Ninth District of Texas at Beaumont

________________ NO. 09-20-00289-CR ________________

TASIA EDWARDS, Appellant

V.

THE STATE OF TEXAS, Appellee

________________________________________________________________________

On Appeal from the 252nd District Court Jefferson County, Texas Trial Cause No. 17-26641 ________________________________________________________________________

MEMORANDUM OPINION

Pursuant to a plea bargain agreement, appellant Tasia Edwards pleaded guilty

to aggravated robbery. See Tex. Penal Code Ann. § 29.03(a)(3)(A). The trial court

found the evidence sufficient to find Edwards guilty of aggravated robbery but

deferred further proceedings and placed Edwards on community supervision for

seven years.

1 Subsequently, prior to the expiration of the term of community supervision,

the State filed motions to revoke Edwards’ community supervision. Edwards

pleaded “true” to violating certain terms of the community supervision order. After

conducting an evidentiary hearing, the trial court found the evidence was sufficient

to find that Edwards violated those terms of her community supervision. The trial

court revoked Edwards’ community supervision, found her guilty of aggravated

robbery, and assessed punishment at twelve years of confinement.

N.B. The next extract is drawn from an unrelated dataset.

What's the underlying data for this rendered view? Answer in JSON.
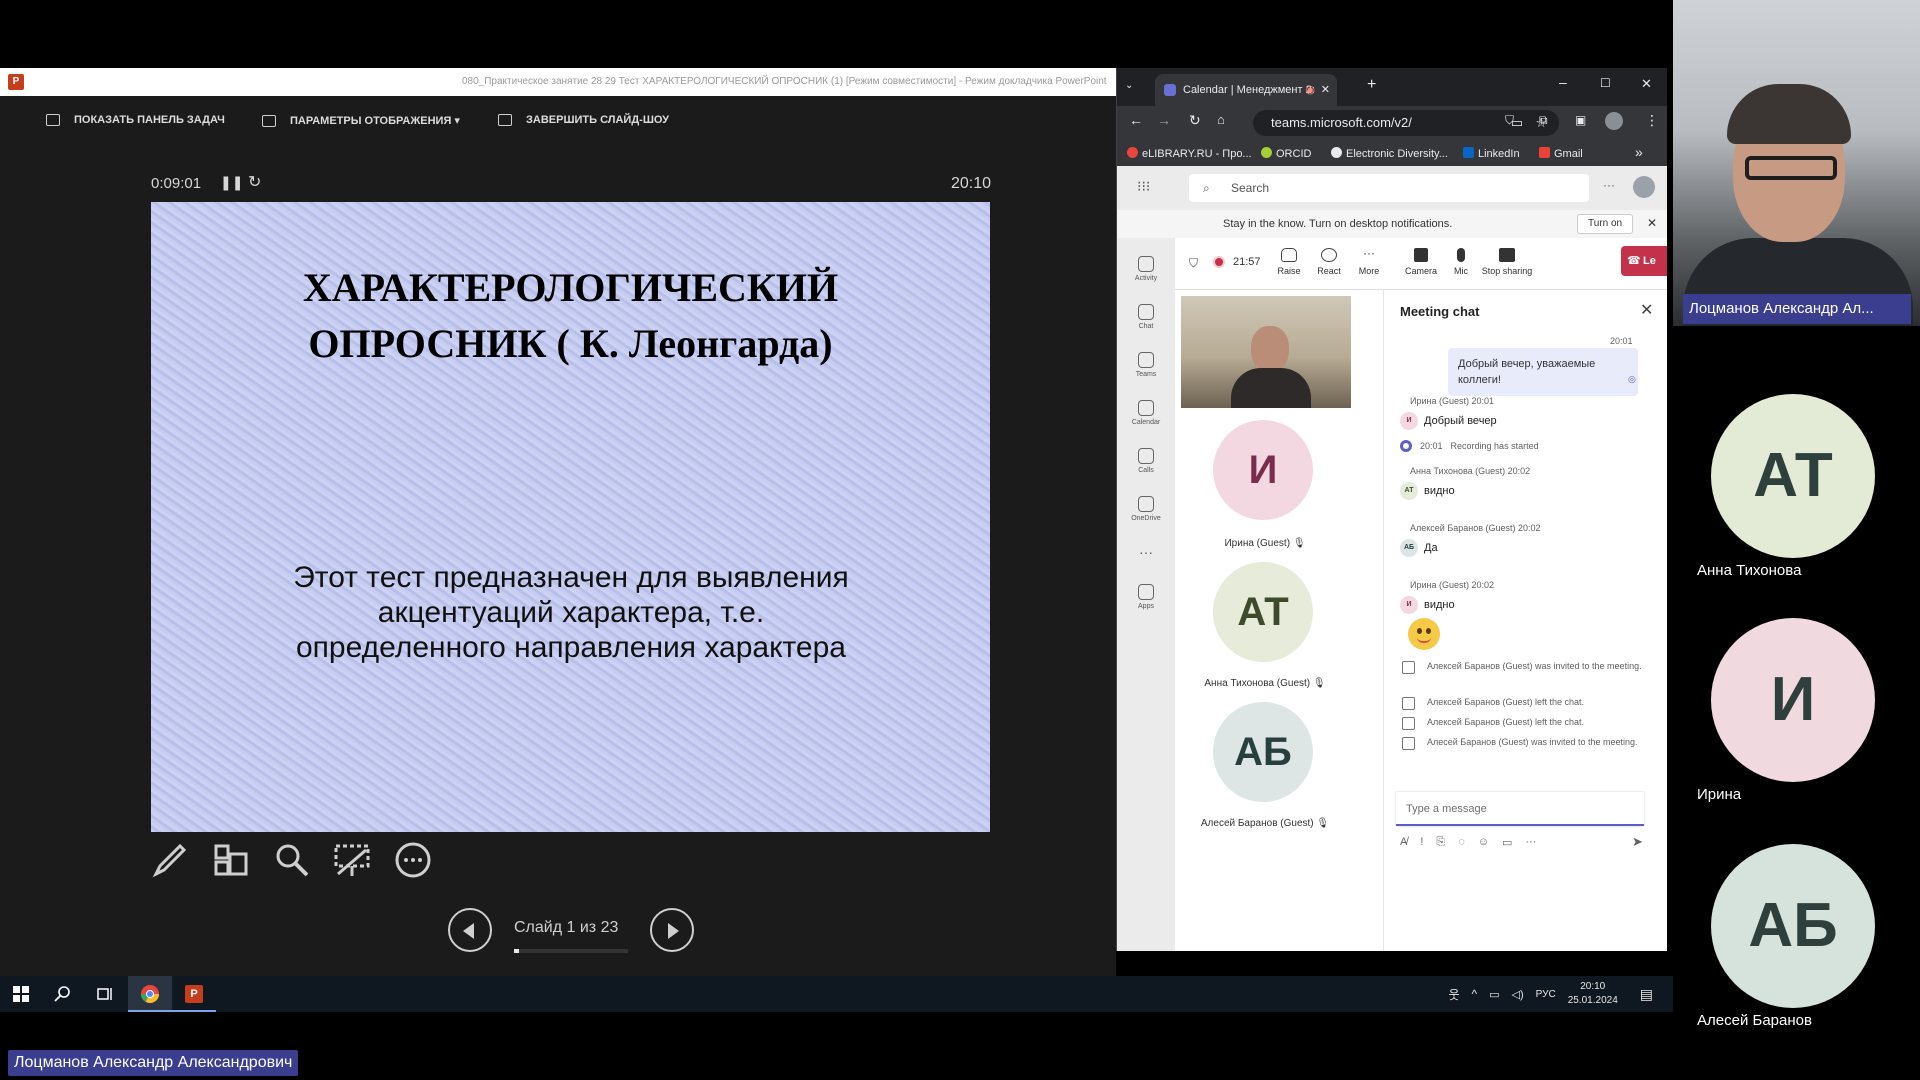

Edwards’ appellate counsel filed an Anders brief that presents counsel's

professional evaluation of the record and concludes the appeal is frivolous; he then

filed a motion to withdraw as counsel. See Anders v. California, 386 U.S. 738

(1967); High v. State, 573 S.W.2d 807 (Tex. Crim. App. 1978). Edwards was

notified of her right to file a pro se brief, and she did so on March 17, 2021. The

Court of Criminal Appeals has held that we need not address the merits of issues

raised in an Anders brief or pro se response. Bledsoe v. State, 178 S.W.3d 824, 826-

27 (Tex. Crim. App. 2005). Rather, an appellate court may determine: (1) “that the

appeal is wholly frivolous and issue an opinion explaining that it has reviewed the

record and finds no reversible error[;]” or (2) “that arguable grounds for appeal exist

and remand the cause to the trial court so that new counsel may be appointed to brief

the issues.” Id.

2 We have reviewed the appellate record and considered Appellant’s pro se

response, and we agree with counsel's conclusion that no arguable issues support an

appeal. See id. Therefore, we find it unnecessary to order appointment of new

counsel to re-brief the appeal. Cf. Stafford v. State, 813 S.W.2d 503, 511 (Tex. Crim.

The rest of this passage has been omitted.